# Penalized regressions and sparse hedging for minimum variance portfolios

Possible applications of "regularization" for linear models:

- Improve the *robustness* of factor-based predictive regressions
- Fuel an allocation scheme (Han et al., 2019; Rapach and Zhou, 2019)
- Improve the quality of mean-variance driven portfolio weights (Stevens, 1998)
- General idea: remove noises (at the cost of a possible bias)

## Penalized Regressions

### Simple Regressions

The classical linear function: $\boldsymbol{y}=\boldsymbol{X}\boldsymbol{\beta}+\boldsymbol{\varepsilon}$. 

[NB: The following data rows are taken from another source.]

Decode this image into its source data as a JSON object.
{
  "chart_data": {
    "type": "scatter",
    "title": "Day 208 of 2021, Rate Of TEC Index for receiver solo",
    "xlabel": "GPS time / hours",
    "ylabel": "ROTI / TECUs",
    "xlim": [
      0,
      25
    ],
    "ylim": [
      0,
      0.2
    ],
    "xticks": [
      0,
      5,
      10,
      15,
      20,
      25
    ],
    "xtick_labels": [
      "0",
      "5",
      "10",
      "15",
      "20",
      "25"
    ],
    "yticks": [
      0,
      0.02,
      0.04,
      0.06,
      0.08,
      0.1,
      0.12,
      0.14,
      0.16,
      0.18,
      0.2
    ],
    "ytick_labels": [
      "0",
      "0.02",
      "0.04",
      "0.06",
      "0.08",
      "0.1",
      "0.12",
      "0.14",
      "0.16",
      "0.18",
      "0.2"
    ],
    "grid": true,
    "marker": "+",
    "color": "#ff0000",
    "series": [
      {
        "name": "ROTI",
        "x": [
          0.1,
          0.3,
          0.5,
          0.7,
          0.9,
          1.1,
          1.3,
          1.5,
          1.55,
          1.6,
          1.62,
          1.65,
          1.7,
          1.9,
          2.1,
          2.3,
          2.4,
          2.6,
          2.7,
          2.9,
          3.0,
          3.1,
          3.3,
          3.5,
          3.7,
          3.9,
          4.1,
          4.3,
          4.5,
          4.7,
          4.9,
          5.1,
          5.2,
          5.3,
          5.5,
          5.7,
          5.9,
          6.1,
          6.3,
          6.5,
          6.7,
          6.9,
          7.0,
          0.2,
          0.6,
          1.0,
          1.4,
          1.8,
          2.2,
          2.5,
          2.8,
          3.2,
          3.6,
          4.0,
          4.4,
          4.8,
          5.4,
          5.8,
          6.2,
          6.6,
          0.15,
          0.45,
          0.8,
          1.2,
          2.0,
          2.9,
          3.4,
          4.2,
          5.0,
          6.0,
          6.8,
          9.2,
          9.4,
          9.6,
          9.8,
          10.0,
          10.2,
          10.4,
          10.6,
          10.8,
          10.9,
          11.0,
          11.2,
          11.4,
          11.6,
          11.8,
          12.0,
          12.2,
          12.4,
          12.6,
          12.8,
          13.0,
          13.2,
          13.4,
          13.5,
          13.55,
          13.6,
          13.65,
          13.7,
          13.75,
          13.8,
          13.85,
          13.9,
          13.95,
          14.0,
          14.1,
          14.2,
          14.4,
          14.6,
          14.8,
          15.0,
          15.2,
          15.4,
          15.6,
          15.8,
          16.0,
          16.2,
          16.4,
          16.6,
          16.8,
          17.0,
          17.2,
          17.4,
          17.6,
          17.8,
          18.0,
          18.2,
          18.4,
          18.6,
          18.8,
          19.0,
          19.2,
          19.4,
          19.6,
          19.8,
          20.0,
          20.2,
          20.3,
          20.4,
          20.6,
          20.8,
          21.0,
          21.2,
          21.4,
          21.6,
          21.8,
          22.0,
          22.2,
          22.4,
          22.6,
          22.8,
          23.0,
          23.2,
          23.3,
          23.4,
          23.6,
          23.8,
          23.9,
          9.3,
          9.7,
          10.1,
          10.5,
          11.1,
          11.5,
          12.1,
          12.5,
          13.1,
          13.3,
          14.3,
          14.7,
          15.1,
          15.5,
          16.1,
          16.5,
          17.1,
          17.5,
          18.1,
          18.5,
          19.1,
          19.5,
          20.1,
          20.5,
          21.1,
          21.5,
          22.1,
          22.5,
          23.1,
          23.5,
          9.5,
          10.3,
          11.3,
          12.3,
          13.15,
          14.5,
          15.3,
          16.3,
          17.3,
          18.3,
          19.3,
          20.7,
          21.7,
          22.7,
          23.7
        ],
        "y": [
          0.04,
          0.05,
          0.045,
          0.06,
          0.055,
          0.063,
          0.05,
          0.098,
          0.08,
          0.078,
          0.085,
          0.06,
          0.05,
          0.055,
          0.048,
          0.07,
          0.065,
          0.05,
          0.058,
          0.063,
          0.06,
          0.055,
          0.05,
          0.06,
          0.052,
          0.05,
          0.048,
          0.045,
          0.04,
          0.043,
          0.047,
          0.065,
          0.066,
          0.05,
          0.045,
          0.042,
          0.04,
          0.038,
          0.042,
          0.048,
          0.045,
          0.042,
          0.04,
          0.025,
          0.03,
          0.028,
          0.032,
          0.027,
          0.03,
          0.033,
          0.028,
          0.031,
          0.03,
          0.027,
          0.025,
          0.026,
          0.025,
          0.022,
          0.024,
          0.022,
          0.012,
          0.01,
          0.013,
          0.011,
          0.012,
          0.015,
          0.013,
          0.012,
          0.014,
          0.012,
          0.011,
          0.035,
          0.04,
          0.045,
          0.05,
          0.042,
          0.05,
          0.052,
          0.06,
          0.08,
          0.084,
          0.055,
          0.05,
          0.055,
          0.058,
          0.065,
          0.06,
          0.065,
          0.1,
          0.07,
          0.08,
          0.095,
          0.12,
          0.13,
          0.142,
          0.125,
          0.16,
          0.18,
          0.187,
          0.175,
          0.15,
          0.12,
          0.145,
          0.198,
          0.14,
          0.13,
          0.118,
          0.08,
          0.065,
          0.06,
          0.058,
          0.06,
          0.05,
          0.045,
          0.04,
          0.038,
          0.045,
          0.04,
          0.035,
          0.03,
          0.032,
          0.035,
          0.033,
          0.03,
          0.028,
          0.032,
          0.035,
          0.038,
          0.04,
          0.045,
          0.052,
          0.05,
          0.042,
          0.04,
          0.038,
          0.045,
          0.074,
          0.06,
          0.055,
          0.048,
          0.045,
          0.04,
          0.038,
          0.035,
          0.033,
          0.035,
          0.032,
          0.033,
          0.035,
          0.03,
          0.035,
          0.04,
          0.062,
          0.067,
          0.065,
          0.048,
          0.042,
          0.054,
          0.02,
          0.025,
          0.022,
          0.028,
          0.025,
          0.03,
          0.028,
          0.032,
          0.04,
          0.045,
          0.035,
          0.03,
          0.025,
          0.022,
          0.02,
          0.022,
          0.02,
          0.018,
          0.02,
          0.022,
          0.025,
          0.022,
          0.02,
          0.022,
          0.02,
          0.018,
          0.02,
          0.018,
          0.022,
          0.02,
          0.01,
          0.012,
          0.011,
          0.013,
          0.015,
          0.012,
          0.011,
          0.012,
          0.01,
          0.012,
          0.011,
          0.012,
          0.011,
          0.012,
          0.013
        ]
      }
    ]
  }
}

The best choice of $\boldsymbol{\varepsilon}$ is naturally the one that *minimizes the error*. A general idea is to minimize the *square errors*: $L=\boldsymbol{\varepsilon}^{'}\boldsymbol{\varepsilon}=\sum_i \varepsilon_i^2$. The loss $L$ is called the sum of squared residuals (*SSR*). Take partial differentiation to get
\begin{align*}
\nabla_{\boldsymbol{\beta}} L&=\frac{\partial}{\partial \boldsymbol{\beta}}(\textbf{y}-\textbf{X}\boldsymbol{\beta})'(\boldsymbol{y}-\boldsymbol{X}\boldsymbol{\beta})=\frac{\partial}{\partial \boldsymbol{\beta}}[\boldsymbol{\beta}'\boldsymbol{X}'\boldsymbol{X}\boldsymbol{\beta}-2\boldsymbol{y}'\boldsymbol{X}\boldsymbol{\beta}] \\
&=2\boldsymbol{X}'\boldsymbol{X}\boldsymbol{\beta}  -2\boldsymbol{X}'\boldsymbol{y}
\end{align*}
so that the first order condition $\nabla_{\boldsymbol{\beta}}=\mathbf{0}$ is satisfied if $$\boldsymbol{\beta}^*=(\boldsymbol{X}'\boldsymbol{X})^{-1}\boldsymbol{X}'\boldsymbol{y}$$
which is known as the **standard ordinary least squares (OLS)** solution of the linear model. Two issues:

- Matrix $\boldsymbol{X}$ with dimensions $I\times K$. $\boldsymbol{X}'\boldsymbol{X}$ can only be inverted if $I$ (*nbs. of rows*) is strictly superior to $K$ (*nbs. of columns*). If there are more predictors than instances then there is no unique value of $\boldsymbol{\beta}$ that minimizes the loss.